Unlike male anatomy, female anatomy is tucked away and so can be a bit of a mystery not just for other people, but even for each woman. It’s difficult to know about parts of your body that generally aren’t visible, but knowledge about your cervix can be vital to your health. Since January is Cervical Health Awareness month, we felt it was important to introduce you to parts of the female body that you might not otherwise learn much about. Here are some things that you may not know about this vital, usually hidden, part of the female reproductive system:

  1. Cervixes are different from one another. Just like male genitals, there is a basic shape – but each individuals cervix looks a bit different. Some are shorter, some are longer, some are large and some are small. Generally speaking, though, they are usually described as looking a bit like a fleshy doughnut or bagel at the back of the vagina. In the center is a dimple with a small hole in it. This hole is the passage through which menstrual blood, sperm and (after a lot of dilation) a baby can pass. This hole is called the “os”.

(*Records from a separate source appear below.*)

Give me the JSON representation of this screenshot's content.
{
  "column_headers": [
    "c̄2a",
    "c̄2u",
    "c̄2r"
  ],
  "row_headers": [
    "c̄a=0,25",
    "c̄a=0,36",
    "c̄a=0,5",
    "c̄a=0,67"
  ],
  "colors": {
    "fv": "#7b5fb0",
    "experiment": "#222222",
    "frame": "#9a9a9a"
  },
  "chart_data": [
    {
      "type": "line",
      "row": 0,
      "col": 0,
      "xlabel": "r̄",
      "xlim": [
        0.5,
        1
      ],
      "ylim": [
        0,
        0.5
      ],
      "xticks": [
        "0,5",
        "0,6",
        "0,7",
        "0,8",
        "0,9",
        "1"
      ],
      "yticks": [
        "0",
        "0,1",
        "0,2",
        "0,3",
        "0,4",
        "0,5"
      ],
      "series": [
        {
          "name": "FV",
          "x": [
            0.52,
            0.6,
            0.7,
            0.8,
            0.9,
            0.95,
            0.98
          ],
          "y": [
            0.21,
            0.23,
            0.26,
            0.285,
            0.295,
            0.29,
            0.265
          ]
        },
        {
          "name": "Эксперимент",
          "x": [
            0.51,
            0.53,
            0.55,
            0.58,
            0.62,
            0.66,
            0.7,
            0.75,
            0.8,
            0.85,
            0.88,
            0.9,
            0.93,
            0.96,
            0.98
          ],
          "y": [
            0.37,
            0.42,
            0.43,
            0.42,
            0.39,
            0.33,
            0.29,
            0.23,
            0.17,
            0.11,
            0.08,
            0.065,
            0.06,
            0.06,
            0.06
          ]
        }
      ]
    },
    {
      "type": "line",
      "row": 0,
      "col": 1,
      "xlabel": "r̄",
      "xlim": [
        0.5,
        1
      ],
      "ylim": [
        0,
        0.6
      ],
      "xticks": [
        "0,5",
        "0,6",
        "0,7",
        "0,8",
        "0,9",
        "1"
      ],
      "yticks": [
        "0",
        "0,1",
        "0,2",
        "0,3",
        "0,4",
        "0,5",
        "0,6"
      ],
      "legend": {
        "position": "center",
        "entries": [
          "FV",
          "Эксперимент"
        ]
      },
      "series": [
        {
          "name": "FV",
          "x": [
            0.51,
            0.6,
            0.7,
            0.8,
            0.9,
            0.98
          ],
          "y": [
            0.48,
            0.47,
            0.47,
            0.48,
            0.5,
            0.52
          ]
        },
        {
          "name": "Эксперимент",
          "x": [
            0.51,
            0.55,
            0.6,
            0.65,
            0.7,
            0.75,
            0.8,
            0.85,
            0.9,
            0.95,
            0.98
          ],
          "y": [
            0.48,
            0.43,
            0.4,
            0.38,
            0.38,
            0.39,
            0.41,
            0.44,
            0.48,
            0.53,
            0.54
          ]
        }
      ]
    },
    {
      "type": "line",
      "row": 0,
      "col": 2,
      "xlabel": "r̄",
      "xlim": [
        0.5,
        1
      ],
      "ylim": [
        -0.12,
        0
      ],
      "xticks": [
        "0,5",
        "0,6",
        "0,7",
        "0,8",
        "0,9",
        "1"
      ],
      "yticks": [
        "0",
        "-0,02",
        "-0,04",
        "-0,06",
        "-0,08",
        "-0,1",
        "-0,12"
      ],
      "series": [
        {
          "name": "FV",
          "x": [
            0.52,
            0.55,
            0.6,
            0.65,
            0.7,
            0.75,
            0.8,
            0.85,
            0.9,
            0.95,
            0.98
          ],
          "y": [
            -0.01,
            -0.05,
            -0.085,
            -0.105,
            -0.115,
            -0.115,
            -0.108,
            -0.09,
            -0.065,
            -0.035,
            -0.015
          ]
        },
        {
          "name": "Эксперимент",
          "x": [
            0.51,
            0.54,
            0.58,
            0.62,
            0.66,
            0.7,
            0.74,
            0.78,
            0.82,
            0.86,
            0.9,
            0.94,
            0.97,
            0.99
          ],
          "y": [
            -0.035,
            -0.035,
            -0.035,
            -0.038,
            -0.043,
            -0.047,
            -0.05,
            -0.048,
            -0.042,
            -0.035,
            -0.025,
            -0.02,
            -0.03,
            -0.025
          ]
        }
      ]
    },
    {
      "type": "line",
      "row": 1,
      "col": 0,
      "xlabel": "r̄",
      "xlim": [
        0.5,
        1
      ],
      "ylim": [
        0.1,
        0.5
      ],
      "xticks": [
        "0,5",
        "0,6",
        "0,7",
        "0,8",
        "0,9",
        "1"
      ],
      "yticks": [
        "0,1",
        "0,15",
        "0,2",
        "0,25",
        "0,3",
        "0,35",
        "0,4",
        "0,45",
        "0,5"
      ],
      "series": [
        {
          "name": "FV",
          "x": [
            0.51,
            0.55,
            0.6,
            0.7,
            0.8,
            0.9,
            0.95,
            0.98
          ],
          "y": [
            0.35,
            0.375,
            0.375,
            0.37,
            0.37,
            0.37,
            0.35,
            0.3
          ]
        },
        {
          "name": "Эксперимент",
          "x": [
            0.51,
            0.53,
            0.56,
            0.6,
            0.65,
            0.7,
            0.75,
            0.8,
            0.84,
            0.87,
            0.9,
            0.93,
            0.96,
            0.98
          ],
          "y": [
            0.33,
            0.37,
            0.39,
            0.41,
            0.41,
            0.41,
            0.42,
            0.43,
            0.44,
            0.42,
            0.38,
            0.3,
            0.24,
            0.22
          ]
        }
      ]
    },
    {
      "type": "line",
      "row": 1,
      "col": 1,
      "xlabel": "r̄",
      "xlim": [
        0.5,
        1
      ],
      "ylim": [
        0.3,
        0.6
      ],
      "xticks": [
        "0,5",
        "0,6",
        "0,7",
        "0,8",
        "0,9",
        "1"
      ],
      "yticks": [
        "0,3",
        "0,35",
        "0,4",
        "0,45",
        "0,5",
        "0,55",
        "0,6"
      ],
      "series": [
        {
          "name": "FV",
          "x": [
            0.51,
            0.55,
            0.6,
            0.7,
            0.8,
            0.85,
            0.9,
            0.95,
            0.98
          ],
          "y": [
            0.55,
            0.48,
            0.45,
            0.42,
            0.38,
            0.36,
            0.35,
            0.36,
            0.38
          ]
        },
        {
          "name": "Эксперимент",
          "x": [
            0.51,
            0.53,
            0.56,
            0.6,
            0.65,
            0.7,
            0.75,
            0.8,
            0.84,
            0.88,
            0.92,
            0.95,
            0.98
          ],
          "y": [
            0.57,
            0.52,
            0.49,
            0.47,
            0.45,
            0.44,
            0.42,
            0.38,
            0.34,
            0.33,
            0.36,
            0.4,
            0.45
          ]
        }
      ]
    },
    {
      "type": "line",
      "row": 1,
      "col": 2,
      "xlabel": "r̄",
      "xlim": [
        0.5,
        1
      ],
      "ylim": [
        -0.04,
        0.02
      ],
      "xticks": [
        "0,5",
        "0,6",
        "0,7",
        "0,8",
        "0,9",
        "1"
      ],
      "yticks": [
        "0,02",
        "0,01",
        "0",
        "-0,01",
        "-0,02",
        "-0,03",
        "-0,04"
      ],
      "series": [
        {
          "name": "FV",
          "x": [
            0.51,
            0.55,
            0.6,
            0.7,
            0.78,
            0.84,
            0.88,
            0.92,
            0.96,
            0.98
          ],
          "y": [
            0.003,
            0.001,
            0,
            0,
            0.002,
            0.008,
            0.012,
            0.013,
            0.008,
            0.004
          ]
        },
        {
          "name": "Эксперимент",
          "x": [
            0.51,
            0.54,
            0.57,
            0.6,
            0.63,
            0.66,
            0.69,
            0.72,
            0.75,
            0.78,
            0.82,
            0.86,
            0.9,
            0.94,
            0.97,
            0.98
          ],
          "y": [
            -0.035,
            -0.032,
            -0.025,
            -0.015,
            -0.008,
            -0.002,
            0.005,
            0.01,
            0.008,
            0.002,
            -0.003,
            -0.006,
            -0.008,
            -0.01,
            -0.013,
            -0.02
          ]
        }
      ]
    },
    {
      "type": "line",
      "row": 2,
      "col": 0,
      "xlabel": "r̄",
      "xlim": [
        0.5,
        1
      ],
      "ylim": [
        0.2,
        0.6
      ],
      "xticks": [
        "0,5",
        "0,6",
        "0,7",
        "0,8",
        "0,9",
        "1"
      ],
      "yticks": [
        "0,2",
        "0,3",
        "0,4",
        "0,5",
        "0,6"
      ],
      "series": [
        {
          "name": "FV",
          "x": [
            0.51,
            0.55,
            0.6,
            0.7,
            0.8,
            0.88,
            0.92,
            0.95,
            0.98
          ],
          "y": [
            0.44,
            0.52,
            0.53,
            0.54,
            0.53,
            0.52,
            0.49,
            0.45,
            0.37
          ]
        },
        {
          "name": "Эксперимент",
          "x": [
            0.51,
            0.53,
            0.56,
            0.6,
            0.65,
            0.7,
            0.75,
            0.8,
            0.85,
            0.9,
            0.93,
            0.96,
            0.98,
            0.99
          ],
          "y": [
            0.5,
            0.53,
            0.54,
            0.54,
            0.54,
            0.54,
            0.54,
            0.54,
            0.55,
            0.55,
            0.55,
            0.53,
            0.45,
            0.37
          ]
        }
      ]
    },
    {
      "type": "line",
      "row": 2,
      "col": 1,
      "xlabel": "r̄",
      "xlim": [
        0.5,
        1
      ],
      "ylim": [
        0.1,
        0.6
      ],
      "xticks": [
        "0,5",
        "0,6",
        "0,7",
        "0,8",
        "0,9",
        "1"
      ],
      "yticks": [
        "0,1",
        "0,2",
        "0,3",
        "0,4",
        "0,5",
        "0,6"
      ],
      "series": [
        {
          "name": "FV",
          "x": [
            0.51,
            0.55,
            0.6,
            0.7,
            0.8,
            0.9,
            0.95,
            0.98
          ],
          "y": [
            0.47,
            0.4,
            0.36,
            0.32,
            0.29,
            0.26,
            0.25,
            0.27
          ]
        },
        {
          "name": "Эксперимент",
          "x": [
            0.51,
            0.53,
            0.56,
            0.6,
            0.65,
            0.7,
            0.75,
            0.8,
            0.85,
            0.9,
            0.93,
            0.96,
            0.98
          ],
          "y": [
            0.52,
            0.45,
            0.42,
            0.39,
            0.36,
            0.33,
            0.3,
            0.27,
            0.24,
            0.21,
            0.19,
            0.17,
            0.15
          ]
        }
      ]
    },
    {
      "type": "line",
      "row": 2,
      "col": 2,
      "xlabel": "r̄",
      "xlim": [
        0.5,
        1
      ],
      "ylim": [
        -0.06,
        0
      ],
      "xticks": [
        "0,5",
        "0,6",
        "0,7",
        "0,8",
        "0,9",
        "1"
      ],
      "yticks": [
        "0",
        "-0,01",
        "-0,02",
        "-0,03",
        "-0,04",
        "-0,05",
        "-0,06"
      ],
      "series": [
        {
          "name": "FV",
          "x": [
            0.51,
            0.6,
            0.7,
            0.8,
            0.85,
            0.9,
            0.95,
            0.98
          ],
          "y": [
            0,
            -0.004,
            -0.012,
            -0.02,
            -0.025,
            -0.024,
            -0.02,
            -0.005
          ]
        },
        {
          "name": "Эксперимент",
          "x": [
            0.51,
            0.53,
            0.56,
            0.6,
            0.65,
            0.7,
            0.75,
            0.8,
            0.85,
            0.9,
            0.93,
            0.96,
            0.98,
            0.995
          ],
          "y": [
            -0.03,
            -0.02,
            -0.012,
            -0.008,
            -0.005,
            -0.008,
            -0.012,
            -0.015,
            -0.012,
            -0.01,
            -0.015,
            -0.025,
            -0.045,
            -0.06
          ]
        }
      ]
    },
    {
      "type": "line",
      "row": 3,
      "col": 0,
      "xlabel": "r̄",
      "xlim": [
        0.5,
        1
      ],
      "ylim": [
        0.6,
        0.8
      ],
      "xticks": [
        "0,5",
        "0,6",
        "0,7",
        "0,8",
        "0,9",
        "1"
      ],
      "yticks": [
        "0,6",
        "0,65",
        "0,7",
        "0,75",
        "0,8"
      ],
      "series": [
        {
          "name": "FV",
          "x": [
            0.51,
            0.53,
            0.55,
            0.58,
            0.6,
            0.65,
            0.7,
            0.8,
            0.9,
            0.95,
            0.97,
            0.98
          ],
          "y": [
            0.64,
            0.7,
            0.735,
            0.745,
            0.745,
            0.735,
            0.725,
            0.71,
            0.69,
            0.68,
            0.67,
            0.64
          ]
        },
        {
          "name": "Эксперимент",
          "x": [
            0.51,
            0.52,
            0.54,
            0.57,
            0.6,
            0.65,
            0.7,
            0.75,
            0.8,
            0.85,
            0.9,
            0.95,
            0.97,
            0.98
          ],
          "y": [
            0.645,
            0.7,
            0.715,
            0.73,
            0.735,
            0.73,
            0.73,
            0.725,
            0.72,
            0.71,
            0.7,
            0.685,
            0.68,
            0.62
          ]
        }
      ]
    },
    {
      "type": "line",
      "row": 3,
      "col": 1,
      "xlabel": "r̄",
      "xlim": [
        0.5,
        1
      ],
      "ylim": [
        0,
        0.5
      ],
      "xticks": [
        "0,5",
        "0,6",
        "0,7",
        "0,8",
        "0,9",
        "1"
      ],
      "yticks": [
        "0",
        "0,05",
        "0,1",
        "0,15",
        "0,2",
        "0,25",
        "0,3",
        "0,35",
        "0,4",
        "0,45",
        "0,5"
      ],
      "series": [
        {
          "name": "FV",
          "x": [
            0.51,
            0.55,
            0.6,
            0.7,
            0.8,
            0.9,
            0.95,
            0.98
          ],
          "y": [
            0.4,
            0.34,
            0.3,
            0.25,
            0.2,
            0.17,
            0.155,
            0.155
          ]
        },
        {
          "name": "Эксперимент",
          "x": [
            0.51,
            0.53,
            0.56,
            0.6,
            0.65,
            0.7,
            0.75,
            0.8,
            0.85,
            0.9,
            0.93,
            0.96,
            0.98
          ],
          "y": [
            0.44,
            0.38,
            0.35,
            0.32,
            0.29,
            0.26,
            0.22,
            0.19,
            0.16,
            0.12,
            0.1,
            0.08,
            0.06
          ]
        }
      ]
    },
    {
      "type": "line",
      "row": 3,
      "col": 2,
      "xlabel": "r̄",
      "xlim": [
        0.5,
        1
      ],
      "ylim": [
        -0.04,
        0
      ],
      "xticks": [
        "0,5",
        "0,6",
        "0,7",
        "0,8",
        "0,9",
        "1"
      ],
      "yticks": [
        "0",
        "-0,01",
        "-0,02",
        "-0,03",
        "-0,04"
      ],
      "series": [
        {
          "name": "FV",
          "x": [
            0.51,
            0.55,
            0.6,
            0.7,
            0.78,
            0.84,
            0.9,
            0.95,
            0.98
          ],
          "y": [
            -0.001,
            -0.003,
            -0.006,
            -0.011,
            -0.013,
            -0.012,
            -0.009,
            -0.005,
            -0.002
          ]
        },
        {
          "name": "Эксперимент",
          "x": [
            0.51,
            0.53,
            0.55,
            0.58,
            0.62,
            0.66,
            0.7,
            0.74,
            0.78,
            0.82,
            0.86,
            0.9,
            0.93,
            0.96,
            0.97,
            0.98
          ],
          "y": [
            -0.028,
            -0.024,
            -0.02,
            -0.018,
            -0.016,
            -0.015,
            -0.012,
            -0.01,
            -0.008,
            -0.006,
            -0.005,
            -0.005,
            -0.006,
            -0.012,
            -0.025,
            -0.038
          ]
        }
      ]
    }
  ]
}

  2. Not only are they different from one another, they’re different from themselves at varying times. You see, the cervix changes regularly throughout the menstrual cycle and with age. It stretches, moves up or down, softens and hardens, etc.
  3. It’s not uncommon to be able to feel your cervix. For many women, they can feel the cervix if they insert a finger. It feels firm, smooth and usually moist. It’s not unusual, however, to not be able to feel it. Whether due to shorter arms or fingers, or because the vagina is more tilted, or even having a “retroverted cervix” (where it cervix leans back towards the spine instead of forwards ), some women just can’t feel it. Generally, this has no effect on a womans ability to care for her reproductive health. It may make some methods of birth control or menstrual maintenance – such as cervical caps or menstrual cups- difficult to use, but that’s about it.
  4. Cervical cancer is on the rise, but if caught early, it is very treatable. There are some risk factors that every woman should be aware of:
    1. HPV infection. HPV is a very common sexually transmitted infection that, in many cases, is completely benign, sometimes causing small warts or bumps that look like tiny pimples or may even be asymptomatic (meaning it shoes no symptoms). In fact, many people never even know they have contracted the virus unless regular screenings are done. Unfortunately, not all strains of HPV are benign. Some strains are high-risk and known to be more likely to cause cervical cancer later on.
    2. Woman who smoke are about twice as likely as non-smokers to get cervical cancer. It is thought that smoking lowers the bodies ability to fight off potentially cancer-causing cells.
    3. Sexual habits. A higher number of sexual partners has been shown to increase a womans risk of developing cervical cancer. Most scientists feel that this is connected to increased possibility of exposure to HPV and other sexually transmitted infections.
  5. There is a vaccine against some higher risk types of HPV. The vaccine is recommended for girls aged 11-26, but can be given as young as 9. It is best given before any sexual activity has happened so as to be sure there hasn’t been any possible exposure to the HPV virus as of yet. It is possible for a woman to be a virgin and still have come in contact with the HPV virus.